2026 – ano para consolidar a caminhada e seguir avançando em conquistas para o setor

O próximo ano se desenha como um período decisivo para transformar avanços técnicos e institucionais em mudanças estruturais na cadeia da pecuária. Depois de um ciclo marcado por auditorias consolidadas, maior transparência e reconhecimento internacional – reforçado pela visibilidade na COP30 -, a expectativa é de que 2026 seja o ano da consolidação em escala.

Um dos principais pontos de atenção será o avanço do monitoramento de fornecedores indiretos. O tema, já amadurecido tecnicamente e amplamente debatido ao longo de 2025, tende a entrar em uma fase mais operacional, com testes, ajustes e maior integração entre bases de dados estaduais e federais. Avançar nesse campo será determinante para elevar o padrão de rastreabilidade da pecuária brasileira e reduzir assimetrias entre empresas e territórios.

Outro eixo central será a ampliação da governança e da previsibilidade para o setor. A expectativa é fortalecer ainda mais as Câmaras Sociais e Técnicas do TAC da Carne Legal, garantindo maior participação dos estados, do setor produtivo e da sociedade civil na tomada de decisões. Isso significa menos ruído, mais alinhamento institucional e maior segurança jurídica para quem investe e produz dentro da legalidade.

No plano internacional, o próximo ano deve aprofundar o diálogo com mercados estratégicos, especialmente aqueles que passam a exigir comprovações mais robustas de conformidade socioambiental. A experiência acumulada pelo Boi na Linha, aliada a novas ferramentas e materiais técnicos, coloca o programa em posição estratégica para apoiar empresas brasileiras na adaptação a regulações como a EUDR e a demandas crescentes por cadeias livres de desmatamento.

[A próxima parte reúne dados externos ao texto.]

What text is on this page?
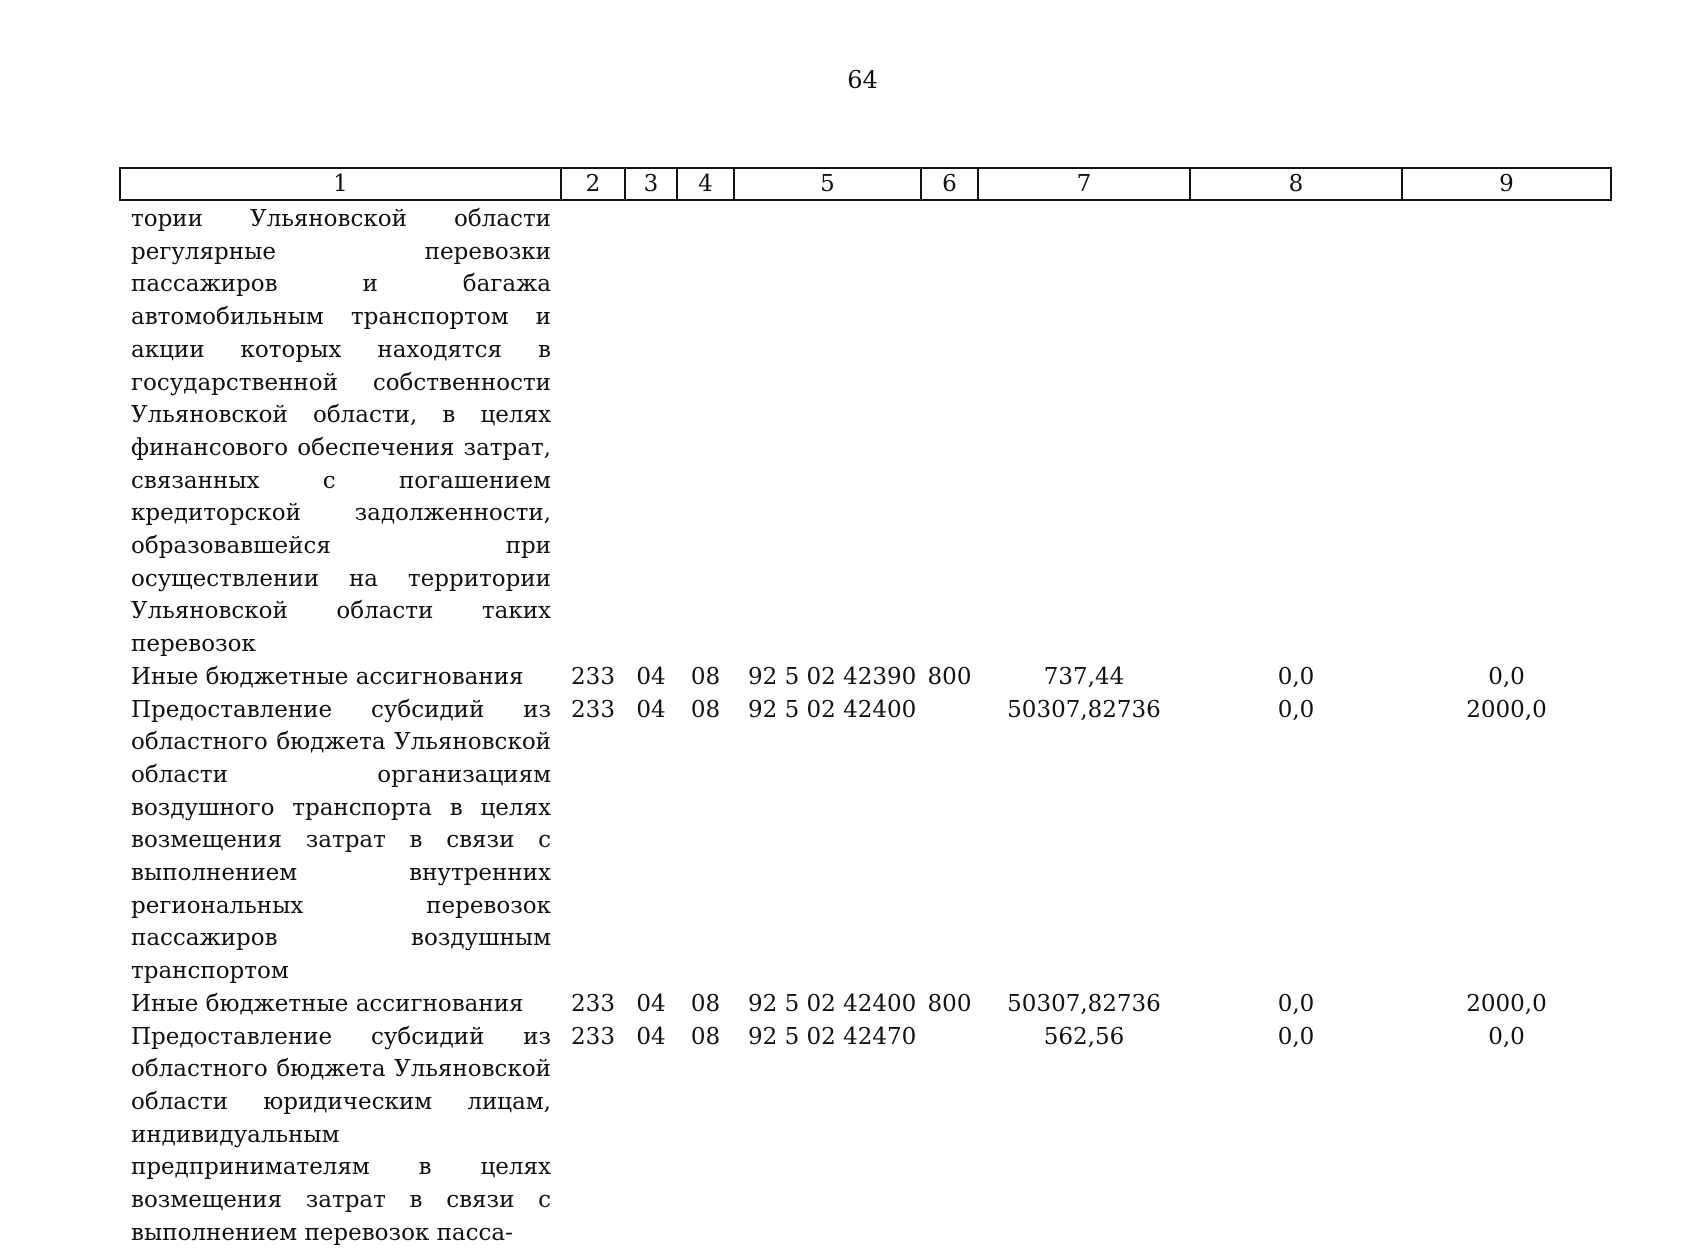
64
1	2	3	4	5	6	7	8	9
тории Ульяновской области регулярные перевозки пассажиров и багажа автомобильным транспортом и акции которых находятся в государственной собственности Ульяновской области, в целях финансового обеспечения затрат, связанных с погашением кредиторской задолженности, образовавшейся при осуществлении на территории Ульяновской области таких перевозок								
Иные бюджетные ассигнования	233	04	08	92 5 02 42390	800	737,44	0,0	0,0
Предоставление субсидий из областного бюджета Ульяновской области организациям воздушного транспорта в целях возмещения затрат в связи с выполнением внутренних региональных перевозок пассажиров воздушным транспортом	233	04	08	92 5 02 42400		50307,82736	0,0	2000,0
Иные бюджетные ассигнования	233	04	08	92 5 02 42400	800	50307,82736	0,0	2000,0
Предоставление субсидий из областного бюджета Ульяновской области юридическим лицам, индивидуальным предпринимателям в целях возмещения затрат в связи с выполнением перевозок пасса-	233	04	08	92 5 02 42470		562,56	0,0	0,0
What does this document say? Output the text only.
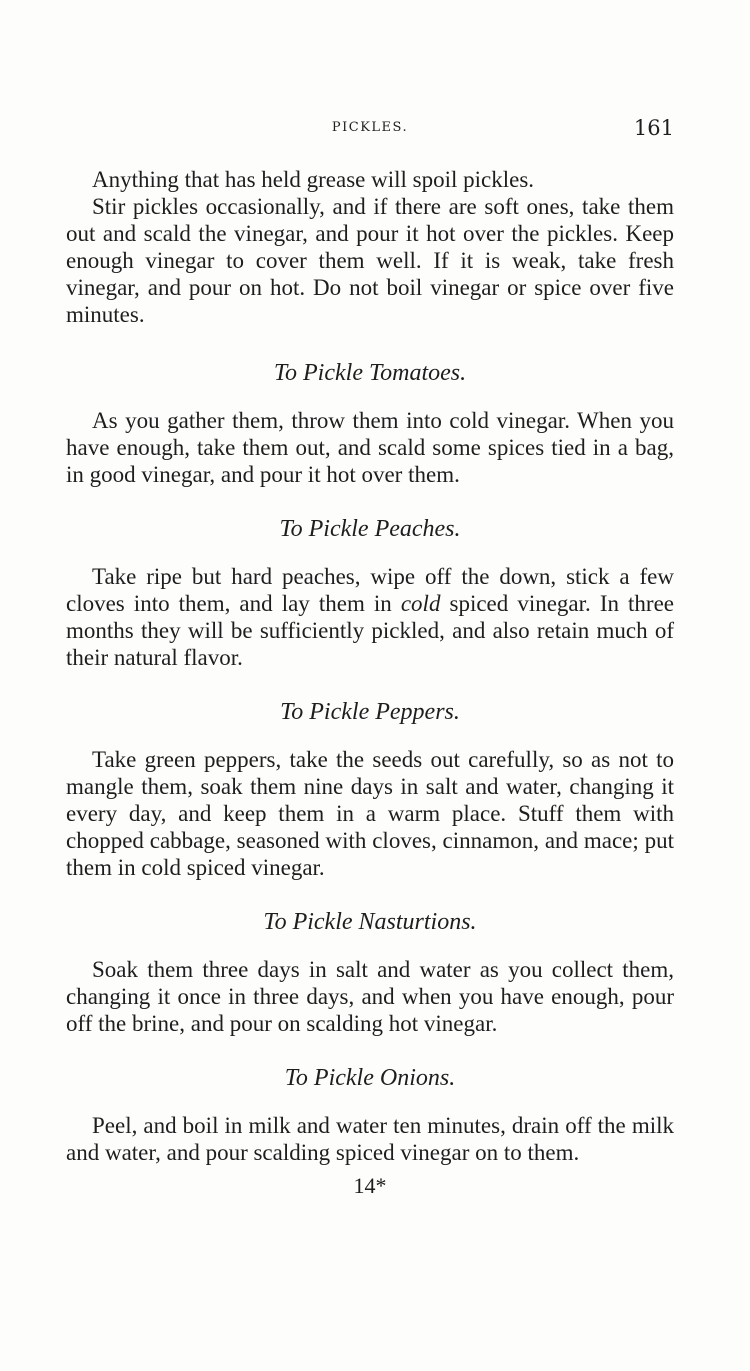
PICKLES.	161

Anything that has held grease will spoil pickles.

Stir pickles occasionally, and if there are soft ones, take them out and scald the vinegar, and pour it hot over the pickles. Keep enough vinegar to cover them well. If it is weak, take fresh vinegar, and pour on hot. Do not boil vinegar or spice over five minutes.

To Pickle Tomatoes.

As you gather them, throw them into cold vinegar. When you have enough, take them out, and scald some spices tied in a bag, in good vinegar, and pour it hot over them.

To Pickle Peaches.

Take ripe but hard peaches, wipe off the down, stick a few cloves into them, and lay them in cold spiced vinegar. In three months they will be sufficiently pickled, and also retain much of their natural flavor.

To Pickle Peppers.

Take green peppers, take the seeds out carefully, so as not to mangle them, soak them nine days in salt and water, changing it every day, and keep them in a warm place. Stuff them with chopped cabbage, seasoned with cloves, cinnamon, and mace; put them in cold spiced vinegar.

To Pickle Nasturtions.

Soak them three days in salt and water as you collect them, changing it once in three days, and when you have enough, pour off the brine, and pour on scalding hot vinegar.

To Pickle Onions.

Peel, and boil in milk and water ten minutes, drain off the milk and water, and pour scalding spiced vinegar on to them.

14*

Internamente, a expectativa é dar continuidade às oficinas de capacitação, expandindo o alcance territorial e fortalecendo a qualificação de auditores, frigoríficos e atores públicos. A lógica permanece a mesma: transformar protocolos em prática cotidiana, reduzindo desigualdades de acesso à informação e elevando o padrão técnico da cadeia como um todo.

O ano que vem não será apenas sobre criar novas regras, mas sobre fazer funcionar o que já foi construído. Para o Boi na Linha, o desafio é claro: seguir conectando dados, políticas públicas, mercado e território, garantindo que a pecuária brasileira avance com base em legalidade, transparência e responsabilidade socioambiental – não como exceção, mas como regra.